A furlong is a unit of measure in the UK and the US, which is not seen often in modern times. It translates to an eighth of a mile, 660 feet, or 220 yards (.20 km or 201.17 m). Thus if you were traveling at a speed of 10 mph (16.09 kph), you’d essentially travel 80 furlongs per hour.
Furlong is closely related to the Greek and Roman measurement of stade, which is a little smaller. The stade is 625 feet (190.5 m). Early English translations of Greek text in the Bible complicated the matter of measurement by substituting furlong for stade, despite the fact that this was inaccurate. Like furlongs though, the stade constituted an eighth of the Roman mile.
After Roman control of Europe fell, the British retained much of these original units of measure, and published specific measurements by the 1300s. Furlongs were especially important, since they tended to be the measurement of a row or furrow in an acre. The British acre was essentially one furlong long and one chain, 22 yards (20.12 m), wide. The American football field is about half a furlong in length.
Furlong, in word origin is a portmanteau word, a combination of the words furrow (fuhr) and lang, meaning long. The word is derived from Anglo-Saxon, and survived through the transition into Middle and then Modern English. Generally, the most practical use of the word day as a measurement is when discussing distances in horse races.

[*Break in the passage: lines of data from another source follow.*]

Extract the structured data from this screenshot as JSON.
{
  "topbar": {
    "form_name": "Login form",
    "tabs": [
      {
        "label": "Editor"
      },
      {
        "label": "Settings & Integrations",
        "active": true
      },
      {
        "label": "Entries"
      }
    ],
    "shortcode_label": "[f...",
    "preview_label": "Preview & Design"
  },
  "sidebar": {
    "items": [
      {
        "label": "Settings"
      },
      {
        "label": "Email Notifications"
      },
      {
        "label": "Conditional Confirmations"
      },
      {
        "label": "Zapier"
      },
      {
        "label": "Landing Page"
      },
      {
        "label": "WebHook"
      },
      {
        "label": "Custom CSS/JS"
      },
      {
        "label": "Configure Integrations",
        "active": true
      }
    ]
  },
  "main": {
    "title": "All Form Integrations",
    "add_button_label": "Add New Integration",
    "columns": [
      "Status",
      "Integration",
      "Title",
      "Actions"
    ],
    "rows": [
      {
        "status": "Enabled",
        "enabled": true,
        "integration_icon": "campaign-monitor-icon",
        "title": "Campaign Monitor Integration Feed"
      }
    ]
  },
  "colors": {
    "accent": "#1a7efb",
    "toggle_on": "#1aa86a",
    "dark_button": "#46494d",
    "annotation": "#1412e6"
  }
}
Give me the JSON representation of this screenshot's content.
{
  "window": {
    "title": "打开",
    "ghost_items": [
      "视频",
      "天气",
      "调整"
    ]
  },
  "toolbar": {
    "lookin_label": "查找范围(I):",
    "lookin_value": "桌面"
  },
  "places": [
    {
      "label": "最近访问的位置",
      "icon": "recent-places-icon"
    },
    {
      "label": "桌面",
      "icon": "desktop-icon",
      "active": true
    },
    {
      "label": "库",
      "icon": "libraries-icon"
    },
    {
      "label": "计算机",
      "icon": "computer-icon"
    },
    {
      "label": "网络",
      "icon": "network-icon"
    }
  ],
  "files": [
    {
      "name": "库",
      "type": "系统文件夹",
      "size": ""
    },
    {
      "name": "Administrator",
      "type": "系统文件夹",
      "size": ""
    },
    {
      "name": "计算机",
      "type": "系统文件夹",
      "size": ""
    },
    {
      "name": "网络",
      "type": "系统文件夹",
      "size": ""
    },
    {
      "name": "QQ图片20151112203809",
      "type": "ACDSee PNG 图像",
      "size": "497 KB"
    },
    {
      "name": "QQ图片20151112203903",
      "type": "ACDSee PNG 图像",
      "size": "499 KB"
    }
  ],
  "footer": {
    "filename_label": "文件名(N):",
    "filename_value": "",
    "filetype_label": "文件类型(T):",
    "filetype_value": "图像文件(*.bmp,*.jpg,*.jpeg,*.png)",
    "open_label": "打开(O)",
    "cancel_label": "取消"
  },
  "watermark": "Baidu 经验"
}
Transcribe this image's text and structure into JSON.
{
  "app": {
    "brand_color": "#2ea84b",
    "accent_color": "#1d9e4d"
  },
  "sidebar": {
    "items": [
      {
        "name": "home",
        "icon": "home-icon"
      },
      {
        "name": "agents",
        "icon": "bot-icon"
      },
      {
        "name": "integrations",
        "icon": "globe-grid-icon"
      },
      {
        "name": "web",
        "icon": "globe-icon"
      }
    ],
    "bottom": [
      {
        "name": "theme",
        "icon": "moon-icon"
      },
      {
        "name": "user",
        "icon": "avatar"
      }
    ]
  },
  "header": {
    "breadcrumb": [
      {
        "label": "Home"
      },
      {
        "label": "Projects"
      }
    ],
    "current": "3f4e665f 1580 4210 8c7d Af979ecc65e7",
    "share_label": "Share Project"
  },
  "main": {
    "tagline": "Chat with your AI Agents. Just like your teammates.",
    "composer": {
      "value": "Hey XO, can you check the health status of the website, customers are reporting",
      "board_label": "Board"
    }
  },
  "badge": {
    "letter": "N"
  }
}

Distances of a race are still measured as both miles and furlongs.
Since the UK has adopted the metric system, and the US has tried also to adopt it, you’re likely to see much less use of the furlong as a unit of measure in the future. In 1985 the UK passed the Weights and Measures Act, which standardized the use of metric measurements. The metric system is in many ways more practical to use, since it is constructed on a base 10 system, making conversions far easier.
Conversions are much more difficult when units of measure are somewhat random, as with US customary units. A foot is 12 inches, a yard is three feet, and furlong is an eighth of a mile. You can’t always depend on the same number with measurements like the mile or foot to figure out how each unit fits with the others.